Councilman Frank DiCicco said that soda lobbyists have offered to give $10 million over two years to the Philadelphia-based Pew Charitable Trusts to fund health and wellness initiatives for the city. That is, if Pew, which isn't in the habit of teaming up with industry, would even want the money. In an emailed statement, Rebecca Rimel, Pew's president, said: "Given that the proposed tax on sugary drinks is an active issue before the City Council, it is inappropriate for The Pew Charitable Trusts to comment or play a role."
The move, which some might recognize as a bribe, demonstrates just how much the soda industry fears any attempt to tax its product. Whenever a cash-strapped state or municipality floats the idea of a tax on sugar-sweetened beverages, the American Beverage Association, which is leading the fight, marshals small armies of local support -- bottling company executives and their employees, distributors, convenience store owners and even the Teamsters, who drive the trucks full of Coke and Pepsi.
One public hearing in Philadelphia last month featured a line-up of nine speakers from the Philadelphia Coca-Cola Bottling Company, the Pepsi Bottling Group and others who would stand to lose financially if a soda tax went through.
The fight in Philadelphia has been particularly rancorous because Mayor Michael Nutter had originally proposed a 2 cents per ounce tax on all sugar sweetened beverages, which would make it the highest in the nation.
The measure, which Nutter has since knocked down to 1/2 cent per ounce, failed in a preliminary budget vote last Thursday, but there's still a chance, though slim, that it could be included in a final vote later this week. It's unclear what role the ABA's promise of millions of dollars played in swaying council members to vote against the tax.

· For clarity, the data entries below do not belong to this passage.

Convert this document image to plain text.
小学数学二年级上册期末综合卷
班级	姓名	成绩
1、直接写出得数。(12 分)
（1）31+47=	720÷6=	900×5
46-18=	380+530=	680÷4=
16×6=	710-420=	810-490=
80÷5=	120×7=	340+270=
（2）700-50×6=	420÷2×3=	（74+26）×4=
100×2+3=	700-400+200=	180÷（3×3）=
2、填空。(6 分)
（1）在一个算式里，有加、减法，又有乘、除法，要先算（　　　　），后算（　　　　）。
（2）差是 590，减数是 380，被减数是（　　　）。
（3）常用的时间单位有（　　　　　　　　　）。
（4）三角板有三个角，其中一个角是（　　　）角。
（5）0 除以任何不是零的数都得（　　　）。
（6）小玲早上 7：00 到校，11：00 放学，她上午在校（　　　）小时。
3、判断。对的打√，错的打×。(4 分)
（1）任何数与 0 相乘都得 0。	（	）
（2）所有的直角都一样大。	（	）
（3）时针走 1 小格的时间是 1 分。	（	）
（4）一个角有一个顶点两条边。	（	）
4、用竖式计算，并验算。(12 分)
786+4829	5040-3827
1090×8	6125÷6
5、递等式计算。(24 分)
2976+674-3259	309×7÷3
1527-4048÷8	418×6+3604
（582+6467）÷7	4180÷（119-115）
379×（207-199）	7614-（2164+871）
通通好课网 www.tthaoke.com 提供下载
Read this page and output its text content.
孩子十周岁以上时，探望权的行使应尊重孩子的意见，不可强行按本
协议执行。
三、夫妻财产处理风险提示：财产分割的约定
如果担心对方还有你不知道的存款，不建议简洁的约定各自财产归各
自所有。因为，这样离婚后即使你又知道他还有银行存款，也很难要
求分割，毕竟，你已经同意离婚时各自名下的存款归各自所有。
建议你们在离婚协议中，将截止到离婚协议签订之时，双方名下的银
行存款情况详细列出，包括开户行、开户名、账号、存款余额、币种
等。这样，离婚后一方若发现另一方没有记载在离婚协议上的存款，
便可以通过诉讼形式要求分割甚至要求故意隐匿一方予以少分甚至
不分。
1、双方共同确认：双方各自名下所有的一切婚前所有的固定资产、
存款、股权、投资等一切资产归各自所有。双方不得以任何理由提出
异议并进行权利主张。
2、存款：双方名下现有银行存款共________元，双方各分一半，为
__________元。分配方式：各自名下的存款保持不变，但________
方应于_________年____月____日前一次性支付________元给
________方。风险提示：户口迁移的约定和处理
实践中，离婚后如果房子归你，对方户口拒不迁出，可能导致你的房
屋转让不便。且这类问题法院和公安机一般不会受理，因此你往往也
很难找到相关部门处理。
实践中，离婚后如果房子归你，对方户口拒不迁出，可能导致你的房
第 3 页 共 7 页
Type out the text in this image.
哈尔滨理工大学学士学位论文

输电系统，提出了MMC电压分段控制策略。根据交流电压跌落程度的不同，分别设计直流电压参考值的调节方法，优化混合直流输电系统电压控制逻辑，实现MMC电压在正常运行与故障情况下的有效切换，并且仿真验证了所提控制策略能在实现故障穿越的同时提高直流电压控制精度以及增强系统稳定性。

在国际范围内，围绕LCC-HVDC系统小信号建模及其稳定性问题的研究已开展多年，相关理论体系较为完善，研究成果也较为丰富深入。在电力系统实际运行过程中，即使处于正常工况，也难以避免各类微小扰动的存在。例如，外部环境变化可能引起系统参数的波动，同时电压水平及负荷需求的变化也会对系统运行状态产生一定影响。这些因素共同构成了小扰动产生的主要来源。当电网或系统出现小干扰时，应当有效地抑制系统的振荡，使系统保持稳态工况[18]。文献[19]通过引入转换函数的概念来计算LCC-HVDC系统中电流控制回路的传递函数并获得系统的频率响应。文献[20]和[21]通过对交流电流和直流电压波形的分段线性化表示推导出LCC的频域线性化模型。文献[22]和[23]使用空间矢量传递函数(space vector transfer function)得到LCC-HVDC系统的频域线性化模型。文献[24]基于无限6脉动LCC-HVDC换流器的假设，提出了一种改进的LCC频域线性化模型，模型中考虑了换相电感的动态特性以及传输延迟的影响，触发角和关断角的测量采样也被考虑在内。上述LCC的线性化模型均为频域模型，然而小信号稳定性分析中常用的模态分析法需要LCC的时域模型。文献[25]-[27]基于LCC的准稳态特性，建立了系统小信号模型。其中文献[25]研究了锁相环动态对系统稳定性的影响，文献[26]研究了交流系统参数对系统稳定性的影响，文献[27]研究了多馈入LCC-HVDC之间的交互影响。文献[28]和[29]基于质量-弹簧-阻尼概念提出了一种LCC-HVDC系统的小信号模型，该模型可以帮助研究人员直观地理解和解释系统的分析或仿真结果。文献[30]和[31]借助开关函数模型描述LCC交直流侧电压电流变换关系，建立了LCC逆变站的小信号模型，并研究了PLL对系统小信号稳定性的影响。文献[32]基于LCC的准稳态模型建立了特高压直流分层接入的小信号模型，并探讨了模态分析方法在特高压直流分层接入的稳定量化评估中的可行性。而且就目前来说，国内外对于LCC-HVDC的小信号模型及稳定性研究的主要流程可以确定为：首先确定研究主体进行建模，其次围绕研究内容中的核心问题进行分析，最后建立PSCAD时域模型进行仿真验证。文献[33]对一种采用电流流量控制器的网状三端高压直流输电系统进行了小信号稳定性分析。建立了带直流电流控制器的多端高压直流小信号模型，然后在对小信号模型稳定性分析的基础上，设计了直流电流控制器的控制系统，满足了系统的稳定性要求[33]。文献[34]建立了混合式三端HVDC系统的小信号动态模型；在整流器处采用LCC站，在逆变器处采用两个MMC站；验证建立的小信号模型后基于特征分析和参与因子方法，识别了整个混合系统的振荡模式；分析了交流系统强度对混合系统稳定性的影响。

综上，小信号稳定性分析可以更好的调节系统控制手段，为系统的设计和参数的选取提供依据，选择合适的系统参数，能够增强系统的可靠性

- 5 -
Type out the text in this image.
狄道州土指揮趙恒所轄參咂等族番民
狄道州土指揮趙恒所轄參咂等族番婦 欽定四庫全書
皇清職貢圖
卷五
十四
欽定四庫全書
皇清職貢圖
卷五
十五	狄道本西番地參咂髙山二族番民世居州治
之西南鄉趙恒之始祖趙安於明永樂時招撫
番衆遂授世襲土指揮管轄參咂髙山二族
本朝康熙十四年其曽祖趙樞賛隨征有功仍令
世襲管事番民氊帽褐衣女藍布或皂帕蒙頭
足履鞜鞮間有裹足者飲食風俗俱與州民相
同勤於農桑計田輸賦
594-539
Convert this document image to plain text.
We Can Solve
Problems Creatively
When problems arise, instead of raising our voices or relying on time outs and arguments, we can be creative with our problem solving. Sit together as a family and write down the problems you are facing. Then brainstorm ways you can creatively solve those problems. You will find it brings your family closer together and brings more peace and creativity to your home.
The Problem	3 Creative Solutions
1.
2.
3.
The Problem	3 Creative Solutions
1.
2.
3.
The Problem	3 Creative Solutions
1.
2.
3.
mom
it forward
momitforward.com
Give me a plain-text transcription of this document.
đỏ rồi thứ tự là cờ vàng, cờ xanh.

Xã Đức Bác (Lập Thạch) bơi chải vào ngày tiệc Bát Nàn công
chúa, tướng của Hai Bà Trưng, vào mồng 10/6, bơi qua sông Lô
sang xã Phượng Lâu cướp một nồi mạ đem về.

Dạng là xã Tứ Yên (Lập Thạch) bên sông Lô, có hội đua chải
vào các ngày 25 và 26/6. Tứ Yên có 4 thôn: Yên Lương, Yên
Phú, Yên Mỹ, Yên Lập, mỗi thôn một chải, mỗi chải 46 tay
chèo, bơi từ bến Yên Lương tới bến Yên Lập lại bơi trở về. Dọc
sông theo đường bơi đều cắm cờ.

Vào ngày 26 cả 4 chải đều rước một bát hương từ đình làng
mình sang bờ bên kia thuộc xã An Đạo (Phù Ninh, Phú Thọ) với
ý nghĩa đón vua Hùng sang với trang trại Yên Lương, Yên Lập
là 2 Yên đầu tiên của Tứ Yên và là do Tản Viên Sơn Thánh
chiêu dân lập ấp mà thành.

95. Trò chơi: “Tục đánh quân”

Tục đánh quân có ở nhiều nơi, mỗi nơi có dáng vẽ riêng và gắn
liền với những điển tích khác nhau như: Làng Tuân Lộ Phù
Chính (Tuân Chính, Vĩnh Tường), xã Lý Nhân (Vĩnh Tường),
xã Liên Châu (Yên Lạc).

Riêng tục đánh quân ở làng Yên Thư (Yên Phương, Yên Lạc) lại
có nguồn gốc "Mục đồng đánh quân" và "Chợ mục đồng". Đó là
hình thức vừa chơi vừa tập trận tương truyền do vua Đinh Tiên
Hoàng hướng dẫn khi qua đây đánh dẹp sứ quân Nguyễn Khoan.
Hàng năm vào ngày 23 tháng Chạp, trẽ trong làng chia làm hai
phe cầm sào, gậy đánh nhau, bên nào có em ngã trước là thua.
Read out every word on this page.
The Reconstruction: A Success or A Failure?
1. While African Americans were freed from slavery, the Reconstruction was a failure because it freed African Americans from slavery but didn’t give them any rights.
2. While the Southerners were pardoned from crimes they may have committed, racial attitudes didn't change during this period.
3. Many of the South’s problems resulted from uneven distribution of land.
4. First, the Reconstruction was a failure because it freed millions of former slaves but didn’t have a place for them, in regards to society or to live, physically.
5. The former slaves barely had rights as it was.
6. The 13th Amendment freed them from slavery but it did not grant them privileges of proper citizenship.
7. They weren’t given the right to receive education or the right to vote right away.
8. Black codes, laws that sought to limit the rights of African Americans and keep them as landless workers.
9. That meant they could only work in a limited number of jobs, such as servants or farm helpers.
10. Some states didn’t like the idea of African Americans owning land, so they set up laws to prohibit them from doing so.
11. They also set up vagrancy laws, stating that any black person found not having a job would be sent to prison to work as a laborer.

On some level, the $10 million offer is an attempt to call the mayor's bluff. The ABA maintains that, despite the rhetoric of elected officials about wanting to curb obesity, soda taxes are all about filling up public coffers. Larry Young, CEO of Dr. Pepper Snapple (DPS) and chairman of the ABA, told analysts at a Goldman Sachs conference last week, "You say it's for obesity. Come on, it's to fill a budget deficit."
And in fact, Nutter was hoping the tax would raise $77 million to help plug a $150 million gap in the fiscal year that begins July 1. But $20 million of that -- double the ABA's donation -- would go to obesity prevention programs.